State Representative Deanne Mazzochi (R-Elmhurst) was appointed to the newly-created bipartisan Crime Reduction Task Force to propose solutions to the state’s rising crime rates.
“Our district runs along a key border of Cook County as well as critical transport corridors. Our residents have witnessed the rise in carjackings, retail theft, burglaries, and a previously unthinkable shooting at Oak Brook mall,” Rep. Mazzochi said. “I hear it every day talking with our district residents—they are rightfully concerned and deserve to feel safe in their neighborhoods and homes. Prior Springfield legislation made our district less safe. Governor Pritzker signed legislation to impose failed Cook County policies on the entire state through the so-called SAFE-T Act, which fully kicks in January 1, 2023. We need to move forward, not backwards. To do that we need to get rid of the perverse incentives that recruit juveniles into crime, and get serious about targeting violent repeat offenders.”
A September 2021 survey from Safewise found that 64% of Illinoisans worry about crime daily, with 56% worried about violent crime and only 42% feeling it is safe to live in Illinois.
Rep. Mazzochi explained, “the majority party passed the SAFE-T Act at 3 a.m. during a lame duck session last year. Now they are hearing from their residents, who are also not happy. Rushed legislation even with good intentions can produce negative unintended consequences. It is time to get it right and give more, not less, consideration to the negative consequences from legislation that affect public safety.”
The Crime Reduction Task Force includes legislators, law enforcement, and legal and criminal justice professionals, as well as crime victims and witnesses. The task force must present its recommendations to the General Assembly and the Governor by March 1st of next year.
“My hope is that Democrats on this committee take this seriously and not only propose real solutions to tackling crime, but see them through the legislative process, as opposed to what happened with the 2019 Property Tax Relief Task Force,” Mazzochi noted.
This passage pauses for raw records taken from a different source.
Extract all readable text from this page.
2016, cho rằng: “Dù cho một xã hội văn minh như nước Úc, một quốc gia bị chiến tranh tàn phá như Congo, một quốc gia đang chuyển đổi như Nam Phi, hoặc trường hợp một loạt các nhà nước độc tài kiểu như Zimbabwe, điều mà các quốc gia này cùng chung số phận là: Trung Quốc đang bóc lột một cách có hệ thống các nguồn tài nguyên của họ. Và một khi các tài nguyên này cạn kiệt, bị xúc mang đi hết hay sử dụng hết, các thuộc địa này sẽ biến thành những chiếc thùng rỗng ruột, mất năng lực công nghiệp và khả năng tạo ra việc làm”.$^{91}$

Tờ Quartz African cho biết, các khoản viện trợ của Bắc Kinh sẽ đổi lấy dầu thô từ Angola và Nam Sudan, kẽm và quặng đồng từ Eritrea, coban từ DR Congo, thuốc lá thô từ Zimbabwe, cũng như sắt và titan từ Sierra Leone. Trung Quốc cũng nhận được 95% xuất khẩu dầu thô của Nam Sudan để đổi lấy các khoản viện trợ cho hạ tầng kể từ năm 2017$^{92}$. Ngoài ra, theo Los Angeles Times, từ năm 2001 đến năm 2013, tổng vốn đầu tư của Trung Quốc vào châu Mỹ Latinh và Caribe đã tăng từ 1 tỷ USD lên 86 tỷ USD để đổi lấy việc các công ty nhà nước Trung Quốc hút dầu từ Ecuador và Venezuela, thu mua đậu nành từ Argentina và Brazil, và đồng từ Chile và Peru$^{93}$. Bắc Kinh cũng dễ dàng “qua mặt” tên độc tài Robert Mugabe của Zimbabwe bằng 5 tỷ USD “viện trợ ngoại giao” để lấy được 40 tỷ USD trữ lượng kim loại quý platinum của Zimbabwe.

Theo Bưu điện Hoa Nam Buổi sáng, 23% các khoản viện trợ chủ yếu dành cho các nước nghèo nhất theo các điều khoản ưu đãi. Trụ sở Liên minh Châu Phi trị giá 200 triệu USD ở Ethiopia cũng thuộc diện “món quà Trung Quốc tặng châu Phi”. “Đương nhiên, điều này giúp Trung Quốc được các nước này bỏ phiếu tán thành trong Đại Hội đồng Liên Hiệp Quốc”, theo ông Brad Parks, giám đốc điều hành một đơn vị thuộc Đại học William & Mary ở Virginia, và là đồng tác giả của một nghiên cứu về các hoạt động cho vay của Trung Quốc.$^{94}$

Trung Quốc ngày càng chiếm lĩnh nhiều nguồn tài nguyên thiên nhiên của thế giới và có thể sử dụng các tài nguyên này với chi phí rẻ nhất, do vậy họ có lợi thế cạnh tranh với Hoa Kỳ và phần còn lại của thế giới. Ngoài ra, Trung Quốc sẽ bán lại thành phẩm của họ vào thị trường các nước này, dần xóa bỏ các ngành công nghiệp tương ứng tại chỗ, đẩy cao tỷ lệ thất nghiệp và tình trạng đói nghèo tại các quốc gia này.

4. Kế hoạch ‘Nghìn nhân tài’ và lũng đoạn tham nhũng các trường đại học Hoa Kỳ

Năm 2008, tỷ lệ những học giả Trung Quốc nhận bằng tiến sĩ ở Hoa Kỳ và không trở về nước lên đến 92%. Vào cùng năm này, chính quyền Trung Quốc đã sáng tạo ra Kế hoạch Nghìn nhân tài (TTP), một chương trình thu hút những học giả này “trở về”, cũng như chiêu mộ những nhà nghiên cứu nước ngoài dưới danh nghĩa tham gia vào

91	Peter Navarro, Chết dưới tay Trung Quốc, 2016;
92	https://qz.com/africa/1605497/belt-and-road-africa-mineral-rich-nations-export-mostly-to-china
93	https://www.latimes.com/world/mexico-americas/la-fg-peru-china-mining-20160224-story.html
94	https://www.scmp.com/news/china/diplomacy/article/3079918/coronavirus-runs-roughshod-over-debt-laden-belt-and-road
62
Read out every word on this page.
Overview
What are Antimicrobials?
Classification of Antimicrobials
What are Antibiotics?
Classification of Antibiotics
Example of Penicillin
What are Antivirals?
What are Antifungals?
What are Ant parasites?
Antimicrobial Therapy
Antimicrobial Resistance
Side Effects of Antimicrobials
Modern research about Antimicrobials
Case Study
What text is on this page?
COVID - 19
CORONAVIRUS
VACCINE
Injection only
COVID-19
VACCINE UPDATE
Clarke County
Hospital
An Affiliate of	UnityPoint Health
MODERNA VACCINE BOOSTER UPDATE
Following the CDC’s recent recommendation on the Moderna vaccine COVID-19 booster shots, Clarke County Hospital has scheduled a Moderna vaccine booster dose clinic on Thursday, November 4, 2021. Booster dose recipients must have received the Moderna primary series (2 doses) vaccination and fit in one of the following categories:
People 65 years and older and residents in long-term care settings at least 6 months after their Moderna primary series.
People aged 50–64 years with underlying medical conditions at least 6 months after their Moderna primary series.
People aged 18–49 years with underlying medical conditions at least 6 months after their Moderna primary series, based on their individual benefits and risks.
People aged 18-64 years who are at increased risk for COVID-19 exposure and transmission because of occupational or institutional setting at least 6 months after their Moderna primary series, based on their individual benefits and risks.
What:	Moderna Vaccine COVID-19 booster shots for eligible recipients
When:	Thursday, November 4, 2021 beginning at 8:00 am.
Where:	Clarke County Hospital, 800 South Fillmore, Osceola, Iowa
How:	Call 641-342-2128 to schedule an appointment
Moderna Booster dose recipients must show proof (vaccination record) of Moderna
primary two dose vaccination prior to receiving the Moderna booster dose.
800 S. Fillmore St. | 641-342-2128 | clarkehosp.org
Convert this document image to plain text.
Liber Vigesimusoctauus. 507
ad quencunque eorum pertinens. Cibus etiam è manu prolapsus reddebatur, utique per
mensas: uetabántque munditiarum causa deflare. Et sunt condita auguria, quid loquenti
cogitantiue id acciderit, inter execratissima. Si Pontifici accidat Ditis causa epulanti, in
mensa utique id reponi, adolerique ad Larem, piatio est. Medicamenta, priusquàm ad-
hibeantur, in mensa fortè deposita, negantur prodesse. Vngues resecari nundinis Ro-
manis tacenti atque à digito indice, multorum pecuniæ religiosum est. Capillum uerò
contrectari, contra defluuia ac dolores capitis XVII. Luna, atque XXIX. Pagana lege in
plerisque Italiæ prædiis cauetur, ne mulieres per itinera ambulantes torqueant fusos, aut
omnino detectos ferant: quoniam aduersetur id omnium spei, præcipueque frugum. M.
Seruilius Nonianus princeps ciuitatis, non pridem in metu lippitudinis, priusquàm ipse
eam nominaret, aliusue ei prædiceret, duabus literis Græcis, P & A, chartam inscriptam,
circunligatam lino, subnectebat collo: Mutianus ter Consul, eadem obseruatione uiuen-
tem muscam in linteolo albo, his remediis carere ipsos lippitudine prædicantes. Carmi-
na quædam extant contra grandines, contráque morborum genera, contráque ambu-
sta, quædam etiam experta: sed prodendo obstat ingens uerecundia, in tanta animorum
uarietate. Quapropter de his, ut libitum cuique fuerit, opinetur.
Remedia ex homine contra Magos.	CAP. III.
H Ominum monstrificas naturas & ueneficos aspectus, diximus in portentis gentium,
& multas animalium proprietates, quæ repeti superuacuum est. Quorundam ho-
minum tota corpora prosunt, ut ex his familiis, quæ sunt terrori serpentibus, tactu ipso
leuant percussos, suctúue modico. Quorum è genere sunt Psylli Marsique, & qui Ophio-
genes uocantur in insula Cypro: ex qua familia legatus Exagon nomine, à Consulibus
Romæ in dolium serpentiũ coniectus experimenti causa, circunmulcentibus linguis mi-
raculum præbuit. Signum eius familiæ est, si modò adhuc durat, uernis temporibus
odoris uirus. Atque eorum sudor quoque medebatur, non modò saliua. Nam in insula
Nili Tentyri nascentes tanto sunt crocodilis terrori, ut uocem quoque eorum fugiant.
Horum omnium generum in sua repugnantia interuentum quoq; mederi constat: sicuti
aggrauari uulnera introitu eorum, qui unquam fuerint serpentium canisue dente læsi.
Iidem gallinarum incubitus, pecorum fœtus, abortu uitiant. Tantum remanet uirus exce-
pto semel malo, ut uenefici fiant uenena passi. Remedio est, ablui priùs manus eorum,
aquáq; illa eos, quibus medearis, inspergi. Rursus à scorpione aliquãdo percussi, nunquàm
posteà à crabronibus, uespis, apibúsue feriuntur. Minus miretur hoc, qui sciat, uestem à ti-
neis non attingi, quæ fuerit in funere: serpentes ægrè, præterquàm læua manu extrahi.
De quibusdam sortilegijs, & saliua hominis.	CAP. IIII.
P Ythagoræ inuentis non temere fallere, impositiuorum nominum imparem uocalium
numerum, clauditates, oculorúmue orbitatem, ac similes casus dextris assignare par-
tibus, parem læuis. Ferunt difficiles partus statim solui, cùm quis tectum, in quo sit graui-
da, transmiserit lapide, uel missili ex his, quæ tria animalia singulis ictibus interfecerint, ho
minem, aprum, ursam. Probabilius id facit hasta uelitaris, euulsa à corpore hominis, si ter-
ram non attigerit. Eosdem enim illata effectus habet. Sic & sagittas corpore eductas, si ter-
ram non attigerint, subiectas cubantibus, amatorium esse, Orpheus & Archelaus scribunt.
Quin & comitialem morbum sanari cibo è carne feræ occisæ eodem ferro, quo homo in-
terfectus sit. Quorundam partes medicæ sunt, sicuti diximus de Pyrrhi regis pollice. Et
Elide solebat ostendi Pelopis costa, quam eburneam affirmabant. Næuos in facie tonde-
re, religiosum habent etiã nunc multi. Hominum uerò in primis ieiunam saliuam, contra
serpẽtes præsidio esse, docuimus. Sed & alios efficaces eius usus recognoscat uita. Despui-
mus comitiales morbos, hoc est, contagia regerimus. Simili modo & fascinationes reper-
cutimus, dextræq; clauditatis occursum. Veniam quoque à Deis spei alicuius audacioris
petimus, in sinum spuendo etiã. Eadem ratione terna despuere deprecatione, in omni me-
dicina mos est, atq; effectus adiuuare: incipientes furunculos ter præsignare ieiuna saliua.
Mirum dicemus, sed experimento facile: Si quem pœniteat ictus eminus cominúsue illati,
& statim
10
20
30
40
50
In 2019, the Illinois General Assembly raised gas and other taxes in exchange for a promise to reduce property taxes through task force recommendations. The unusually large task force had 80 members, including Rep. Mazzochi, but the majority party never filed a final report of recommendations with the Illinois General Assembly as required by law. Republicans proposed over 30 different tax-reducing proposals, which Democrats refused to consider.
Rep. Mazzochi finished by saying, “As a member of the House Judiciary-Criminal committee, I was incredibly disappointed this spring when the committee ignored legislation to protect the rights of victims or even to prevent the further escalation of crime. I will do everything in my power to make sure this task force has its priorities straight.”